Life is full of transitions. Life is a transition.
So, if you have the sense that something is missing, you are absolutely and 100% right. Don’t doubt that. Explore it. Resist the temptation to be in a hurry to resolve it and accept its invitation to journey wherever it leads you.
Toward the end of each year, I spend time reflecting on the year that has been and the year that is to come. As part of one of the exercises that make up this annual ritual, I choose a word to serve as a theme for the coming year. The word I chose for this year was reclaim.
Life is a series of gains and losses. Those gains and losses take many forms. Friends come and go, opportunities come and go, and we gift little pieces of ourselves to the special people in our lives while other people steal pieces. Sometimes logical, sometimes paradoxical. We gain things we wish we could lose, and lose things we spend the rest of our lives mourning or trying to recover.
Reclaim is defined as: to retrieve, recover, or obtain the return of something previously lost, given, or stolen.
It’s a good definition, but I’d like to add one small, but important, amendment to it. To reclaim something is to retrieve, recover, or obtain a right relationship with something previously lost, given or stolen.
What do you need to reclaim?
It’s time to reclaim whatever has been lost, stolen, or given in error (either because we deceived ourselves or were manipulated by others). It’s time to reclaim your life.

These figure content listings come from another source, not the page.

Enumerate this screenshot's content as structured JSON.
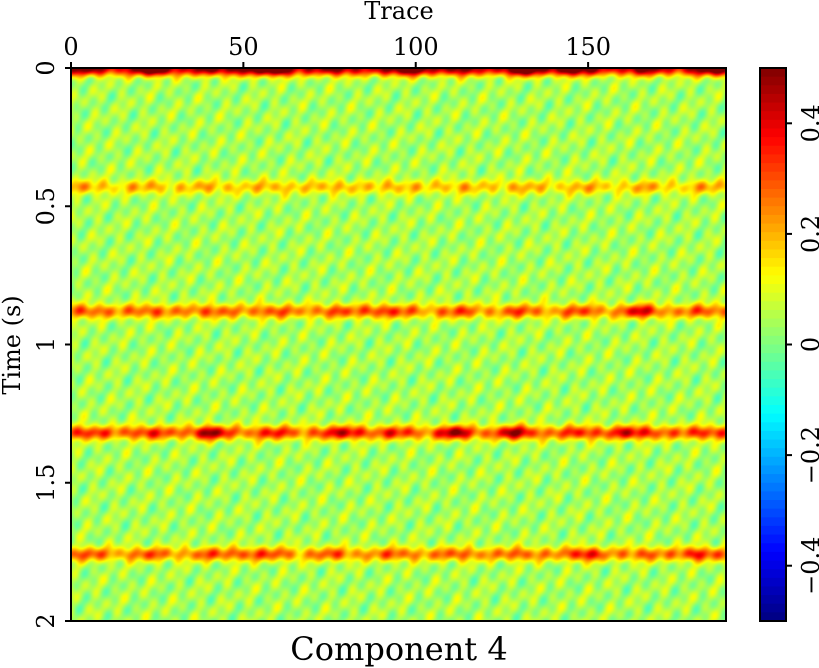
{
  "chart_data": {
    "type": "heatmap",
    "title": "Component 4",
    "xlabel": "Trace",
    "ylabel": "Time (s)",
    "x_axis_position": "top",
    "xlim": [
      0,
      190
    ],
    "ylim": [
      0,
      2
    ],
    "y_inverted": true,
    "x_ticks": [
      0,
      50,
      100,
      150
    ],
    "x_tick_labels": [
      "0",
      "50",
      "100",
      "150"
    ],
    "y_ticks": [
      0,
      0.5,
      1,
      1.5,
      2
    ],
    "y_tick_labels": [
      "0",
      "0.5",
      "1",
      "1.5",
      "2"
    ],
    "colorbar": {
      "colormap": "jet",
      "range": [
        -0.5,
        0.5
      ],
      "ticks": [
        -0.4,
        -0.2,
        0,
        0.2,
        0.4
      ],
      "tick_labels": [
        "−0.4",
        "−0.2",
        "0",
        "0.2",
        "0.4"
      ],
      "placement": "right"
    },
    "grid": false,
    "background_level": 0.0,
    "features": [
      {
        "label": "Surface energy at time 0",
        "time_s": 0.0,
        "amplitude": 0.5,
        "hotspot_traces": [
          25,
          50,
          60,
          100,
          132,
          143,
          190
        ]
      },
      {
        "label": "Horizontal reflection",
        "time_s": 0.43,
        "amplitude": 0.17,
        "hotspot_traces": []
      },
      {
        "label": "Horizontal reflection",
        "time_s": 0.88,
        "amplitude": 0.27,
        "hotspot_traces": [
          87,
          165
        ]
      },
      {
        "label": "Horizontal reflection",
        "time_s": 1.32,
        "amplitude": 0.32,
        "hotspot_traces": [
          40,
          82,
          111,
          128,
          160
        ]
      },
      {
        "label": "Horizontal reflection",
        "time_s": 1.76,
        "amplitude": 0.26,
        "hotspot_traces": [
          50,
          150,
          180
        ]
      }
    ]
  }
}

It’s time to reclaim yourself.
There are so many ways we need to reclaim. I began by brain- storming a list with some colleagues and we quickly arrived at more than 100 aspects of life and self that needed to be reclaimed. You can find that list here.

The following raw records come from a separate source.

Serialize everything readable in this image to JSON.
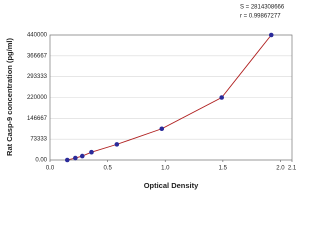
{
  "chart_data": {
    "type": "scatter",
    "y_label": "Rat Casp-9 concentration (pg/ml)",
    "x_label": "Optical Density",
    "annotations": [
      "S = 2814308666",
      "r = 0.99867277"
    ],
    "x": [
      0.15,
      0.22,
      0.28,
      0.36,
      0.58,
      0.97,
      1.49,
      1.92
    ],
    "values": [
      0,
      6875,
      13750,
      27500,
      55000,
      110000,
      220000,
      440000
    ],
    "color": "#2a2a9a",
    "curve_color": "#b02020",
    "xlim": [
      0,
      2.1
    ],
    "xticks": [
      {
        "value": 0,
        "label": "0.0"
      },
      0.5,
      {
        "value": 1,
        "label": "1.0"
      },
      1.5,
      {
        "value": 2,
        "label": "2.0"
      },
      2.1
    ],
    "ylim": [
      0,
      440000
    ],
    "yticks": [
      {
        "value": 0,
        "label": "0.00"
      },
      73333,
      146667,
      220000,
      293333,
      366667,
      440000
    ],
    "grid": true
  }
}
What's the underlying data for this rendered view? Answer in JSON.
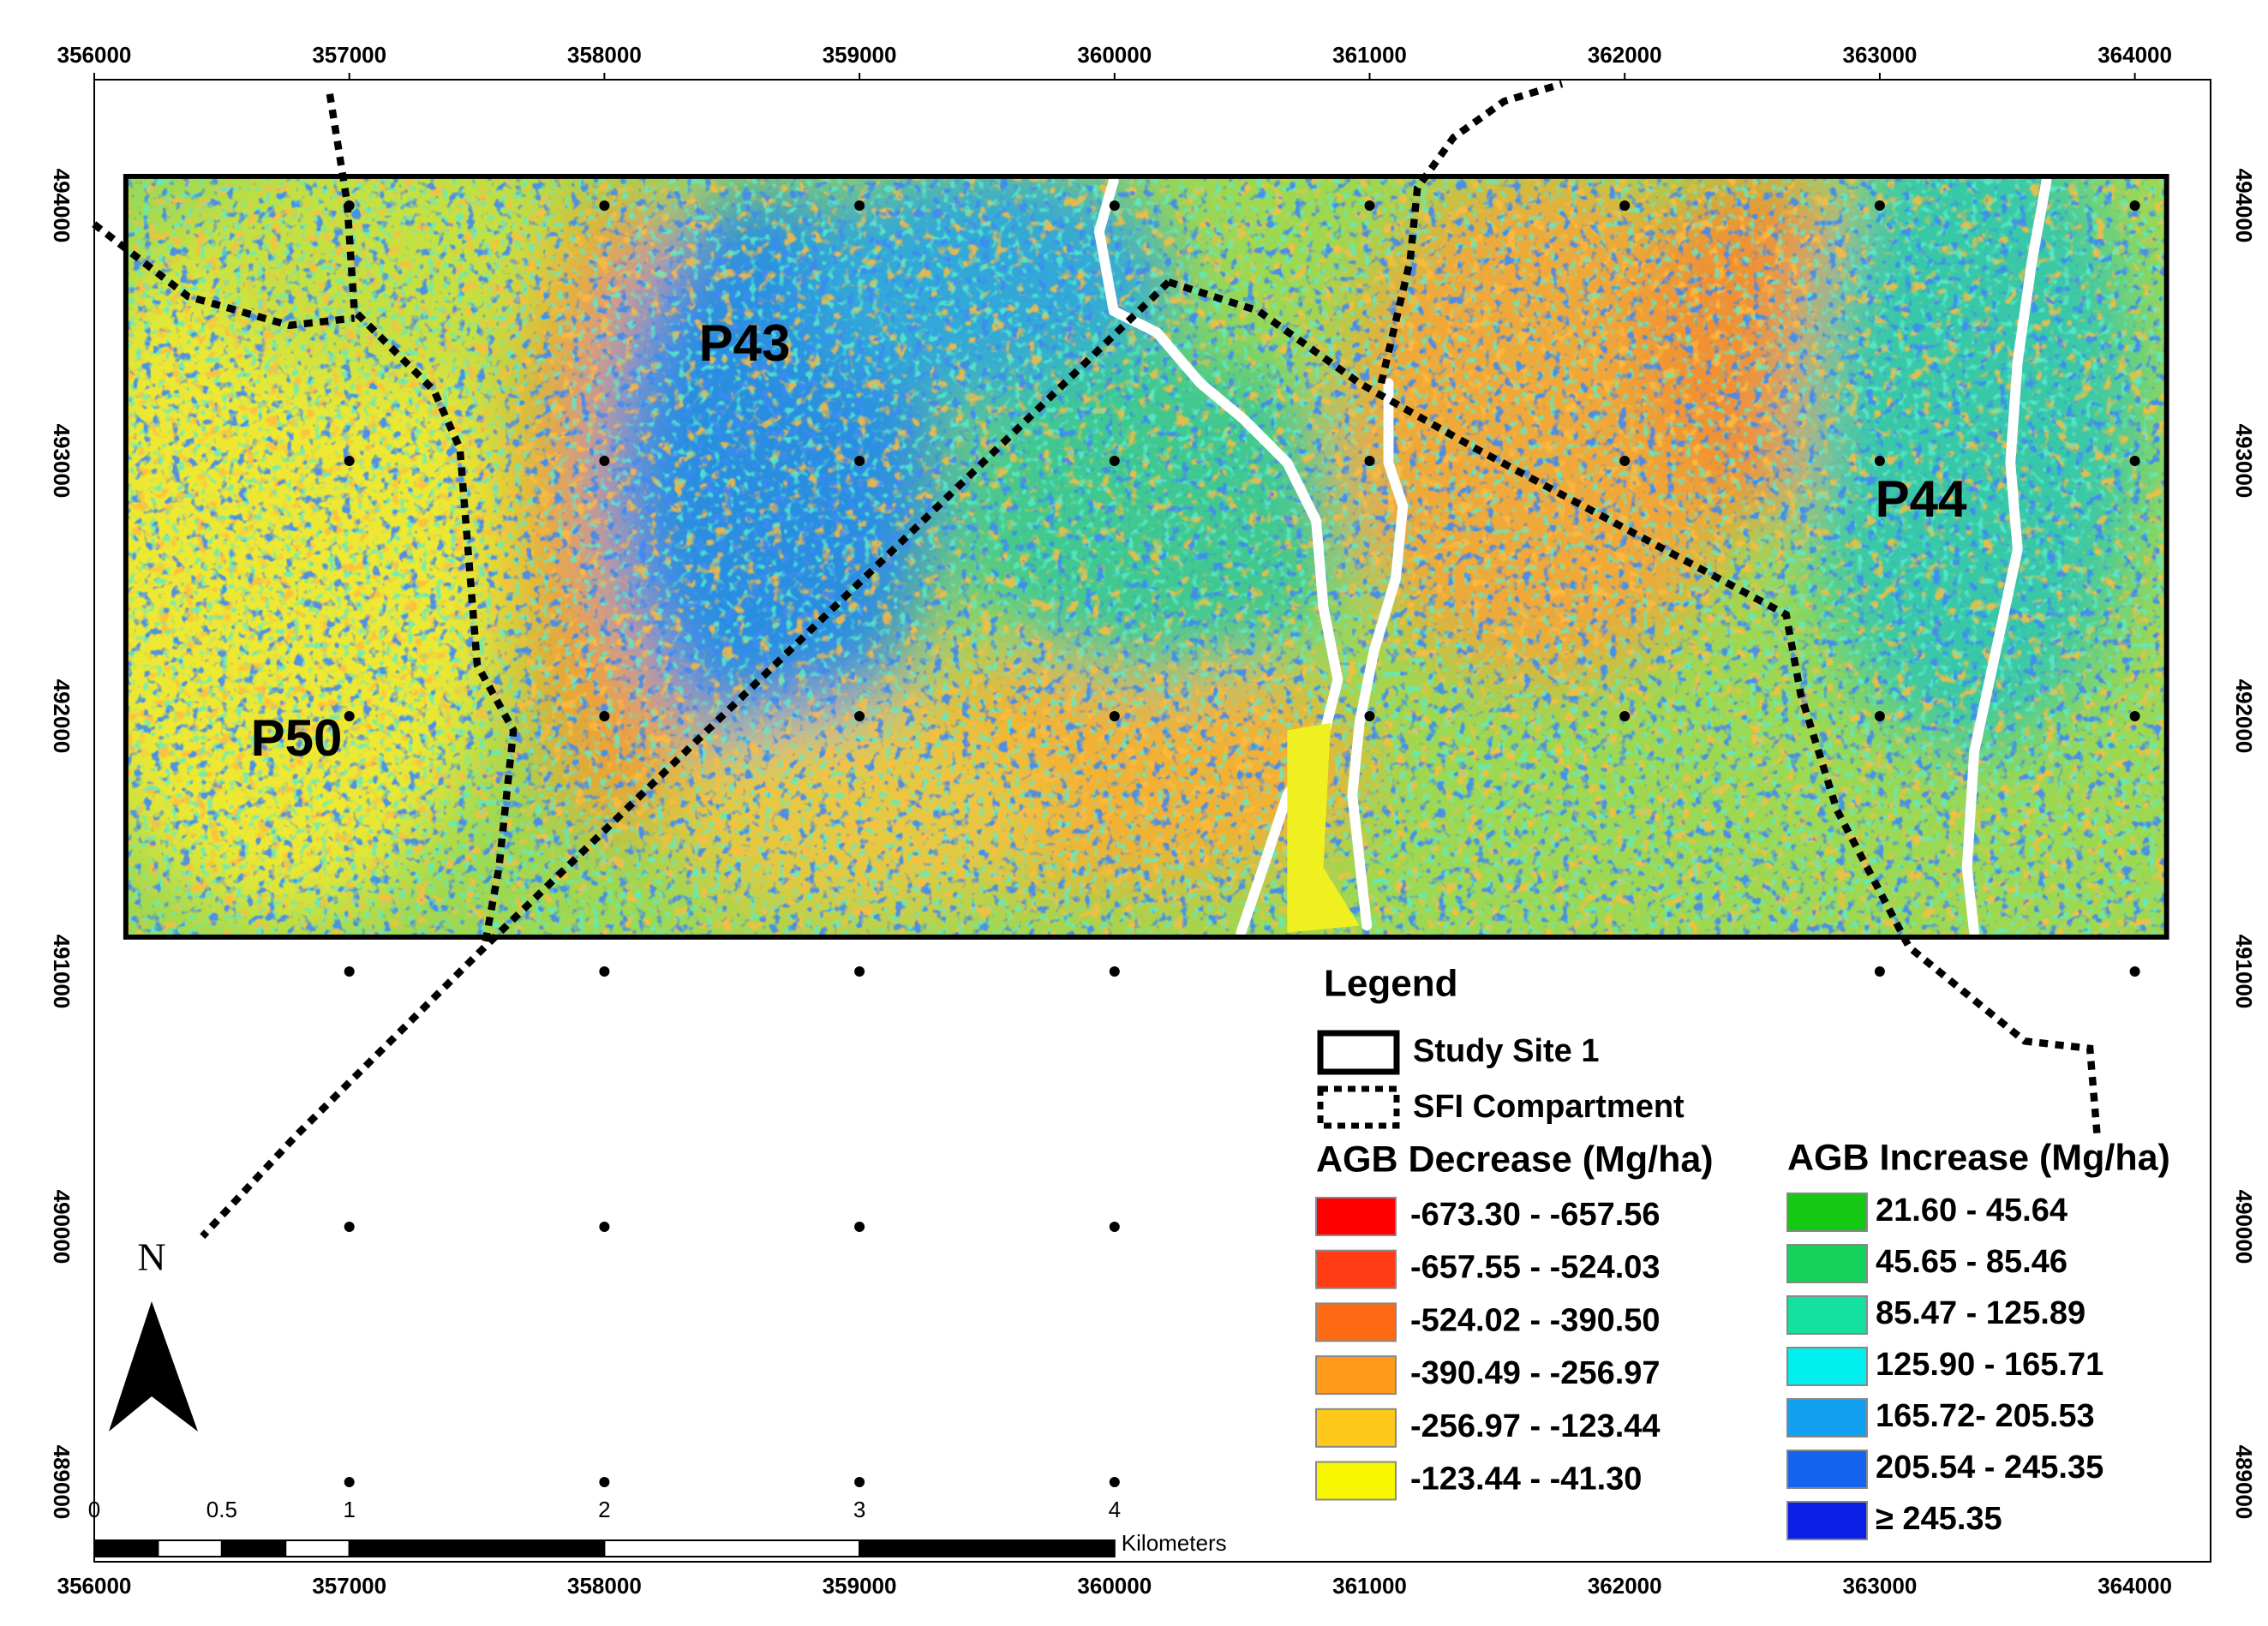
{
  "map": {
    "eastings": [
      356000,
      357000,
      358000,
      359000,
      360000,
      361000,
      362000,
      363000,
      364000
    ],
    "northings": [
      489000,
      490000,
      491000,
      492000,
      493000,
      494000
    ],
    "area_labels": [
      "P43",
      "P50",
      "P44"
    ],
    "north": "N",
    "scale_bar": {
      "ticks": [
        0,
        0.5,
        1,
        2,
        3,
        4
      ],
      "unit": "Kilometers"
    },
    "legend": {
      "title": "Legend",
      "study_site": "Study Site 1",
      "compartment": "SFI Compartment",
      "decrease": {
        "title": "AGB Decrease (Mg/ha)",
        "classes": [
          {
            "label": "-673.30 - -657.56",
            "color": "#ff0000"
          },
          {
            "label": "-657.55 - -524.03",
            "color": "#ff3c14"
          },
          {
            "label": "-524.02 - -390.50",
            "color": "#ff6a14"
          },
          {
            "label": "-390.49 - -256.97",
            "color": "#ff9a1a"
          },
          {
            "label": "-256.97 - -123.44",
            "color": "#ffc81a"
          },
          {
            "label": "-123.44 - -41.30",
            "color": "#f7f700"
          }
        ]
      },
      "increase": {
        "title": "AGB Increase (Mg/ha)",
        "classes": [
          {
            "label": "21.60 - 45.64",
            "color": "#14c814"
          },
          {
            "label": "45.65 - 85.46",
            "color": "#14d25a"
          },
          {
            "label": "85.47 - 125.89",
            "color": "#14e0a0"
          },
          {
            "label": "125.90 - 165.71",
            "color": "#00f0f0"
          },
          {
            "label": "165.72- 205.53",
            "color": "#14a0f0"
          },
          {
            "label": "205.54 - 245.35",
            "color": "#1464f0"
          },
          {
            "label": "≥ 245.35",
            "color": "#0a1ee6"
          }
        ]
      }
    }
  }
}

Now, I invite you to consider the other option. Reclaim... or what? What is the other option? If you don’t reclaim what you uniquely need to reclaim, what will happen? What won’t happen? What damage will be done to the best and purest parts of you?
If we reclaim what is rightfully ours and help others to do the same, I believe we will enter a new period of human flourishing. This is my hope, dream, and prayer for you: May you flourish as the person you were created you to be—unique and wonderful—like never before.
So, if you have the sense that something is missing, or that there must be more to life, or that you have so much more to contribute... I am incredibly excited for you. Don’t ignore it, avoid it, or push it away. Embrace it as a precious gift. If you do, I promise you, something wonderful is about to happen!